La variété, telle est l’une des clés pour un microbiote en pleine santé, et cela passe aussi par la cuisson. Dans la même perspective, on pourrait conseiller la lacto fermentation, qui implique de ne pas cuire directement les aliments, eux-mêmes conservés dans des bocaux. Cela permet de conserver tous les micronutriments, sans prendre le risque de dégrader notre microbiote intestinal. Et si les aliments lactofermentés contiennent des prébiotiques, Yrsa Prietzel nous conseille également les légumineuses ou encore le konjac (cuit ou cru), qui reprendront le même rôle.
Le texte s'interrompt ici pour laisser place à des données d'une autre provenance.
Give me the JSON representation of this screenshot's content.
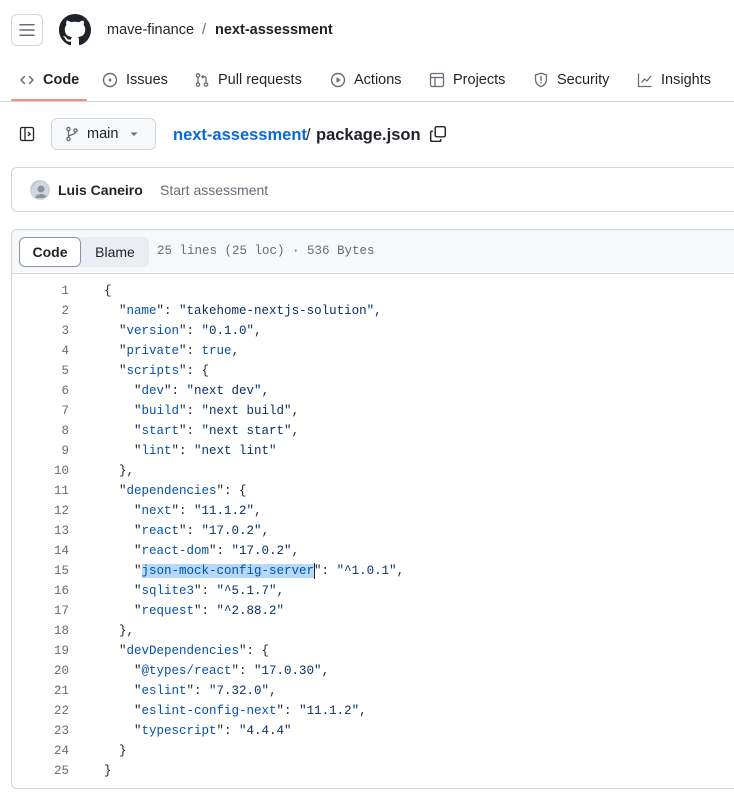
{
  "header": {
    "owner": "mave-finance",
    "separator": "/",
    "repo": "next-assessment"
  },
  "nav": {
    "items": [
      {
        "label": "Code",
        "icon": "code-icon"
      },
      {
        "label": "Issues",
        "icon": "issue-icon"
      },
      {
        "label": "Pull requests",
        "icon": "pull-request-icon"
      },
      {
        "label": "Actions",
        "icon": "play-icon"
      },
      {
        "label": "Projects",
        "icon": "table-icon"
      },
      {
        "label": "Security",
        "icon": "shield-icon"
      },
      {
        "label": "Insights",
        "icon": "graph-icon"
      }
    ],
    "selected": "Code"
  },
  "file": {
    "branch": "main",
    "repo_link": "next-assessment",
    "path_separator": "/",
    "filename": "package.json"
  },
  "commit": {
    "author": "Luis Caneiro",
    "message": "Start assessment"
  },
  "viewer": {
    "tab_code": "Code",
    "tab_blame": "Blame",
    "info": "25 lines (25 loc) · 536 Bytes"
  },
  "code": {
    "line_numbers": [
      "1",
      "2",
      "3",
      "4",
      "5",
      "6",
      "7",
      "8",
      "9",
      "10",
      "11",
      "12",
      "13",
      "14",
      "15",
      "16",
      "17",
      "18",
      "19",
      "20",
      "21",
      "22",
      "23",
      "24",
      "25"
    ],
    "lines": [
      "{",
      "  \"name\": \"takehome-nextjs-solution\",",
      "  \"version\": \"0.1.0\",",
      "  \"private\": true,",
      "  \"scripts\": {",
      "    \"dev\": \"next dev\",",
      "    \"build\": \"next build\",",
      "    \"start\": \"next start\",",
      "    \"lint\": \"next lint\"",
      "  },",
      "  \"dependencies\": {",
      "    \"next\": \"11.1.2\",",
      "    \"react\": \"17.0.2\",",
      "    \"react-dom\": \"17.0.2\",",
      "    \"json-mock-config-server\": \"^1.0.1\",",
      "    \"sqlite3\": \"^5.1.7\",",
      "    \"request\": \"^2.88.2\"",
      "  },",
      "  \"devDependencies\": {",
      "    \"@types/react\": \"17.0.30\",",
      "    \"eslint\": \"7.32.0\",",
      "    \"eslint-config-next\": \"11.1.2\",",
      "    \"typescript\": \"4.4.4\"",
      "  }",
      "}"
    ],
    "selected_text": "json-mock-config-server",
    "selected_line": 15
  },
  "colors": {
    "accent_link": "#0969da",
    "nav_underline": "#fd8c73",
    "selection": "#b6d9fb"
  }
}
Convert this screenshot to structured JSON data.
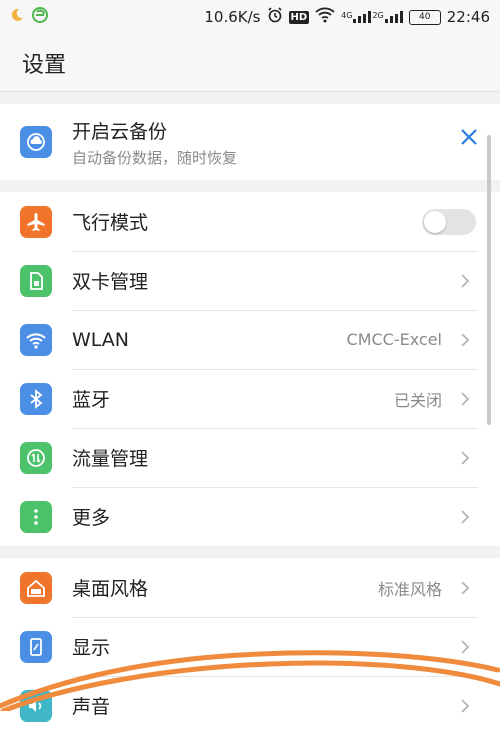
{
  "status_bar": {
    "speed": "10.6K/s",
    "hd_badge": "HD",
    "sim1_net": "4G",
    "sim2_net": "2G",
    "battery": "40",
    "time": "22:46",
    "icons": [
      "moon-icon",
      "browser-e-icon",
      "alarm-icon",
      "wifi-icon",
      "signal-icon",
      "battery-icon"
    ]
  },
  "header": {
    "title": "设置"
  },
  "backup_card": {
    "title": "开启云备份",
    "subtitle": "自动备份数据，随时恢复",
    "icon": "cloud-backup-icon"
  },
  "group1": [
    {
      "label": "飞行模式",
      "icon": "airplane-icon",
      "color": "#f0742a",
      "control": "toggle",
      "toggle_on": false
    },
    {
      "label": "双卡管理",
      "icon": "sim-card-icon",
      "color": "#4cc26b",
      "control": "chevron"
    },
    {
      "label": "WLAN",
      "value": "CMCC-Excel",
      "icon": "wifi-icon",
      "color": "#4a8ee6",
      "control": "chevron"
    },
    {
      "label": "蓝牙",
      "value": "已关闭",
      "icon": "bluetooth-icon",
      "color": "#4a8ee6",
      "control": "chevron"
    },
    {
      "label": "流量管理",
      "icon": "data-usage-icon",
      "color": "#4cc26b",
      "control": "chevron"
    },
    {
      "label": "更多",
      "icon": "more-icon",
      "color": "#4cc26b",
      "control": "chevron"
    }
  ],
  "group2": [
    {
      "label": "桌面风格",
      "value": "标准风格",
      "icon": "home-icon",
      "color": "#f0742a",
      "control": "chevron"
    },
    {
      "label": "显示",
      "icon": "display-icon",
      "color": "#4a8ee6",
      "control": "chevron"
    },
    {
      "label": "声音",
      "icon": "sound-icon",
      "color": "#3fb7c7",
      "control": "chevron"
    }
  ],
  "colors": {
    "accent": "#2b7de1",
    "scribble": "#f08a3c"
  }
}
Par ailleurs, “on peut, si on souhaite éviter la cuisson des légumineuses, les faire germer (entre 3 et 5 jours selon la légumineuse), ce qui la rend non seulement comestible, mais qui augmente également leur valeur nutritionnelle. Les lentilles, par exemple, naturellement riches en fer, en contiennent 17 fois plus après 3 jours de germination !”

Vous avez désormais toutes les cartes en main pour prendre soin de votre microbiote tout en vous faisant plaisir.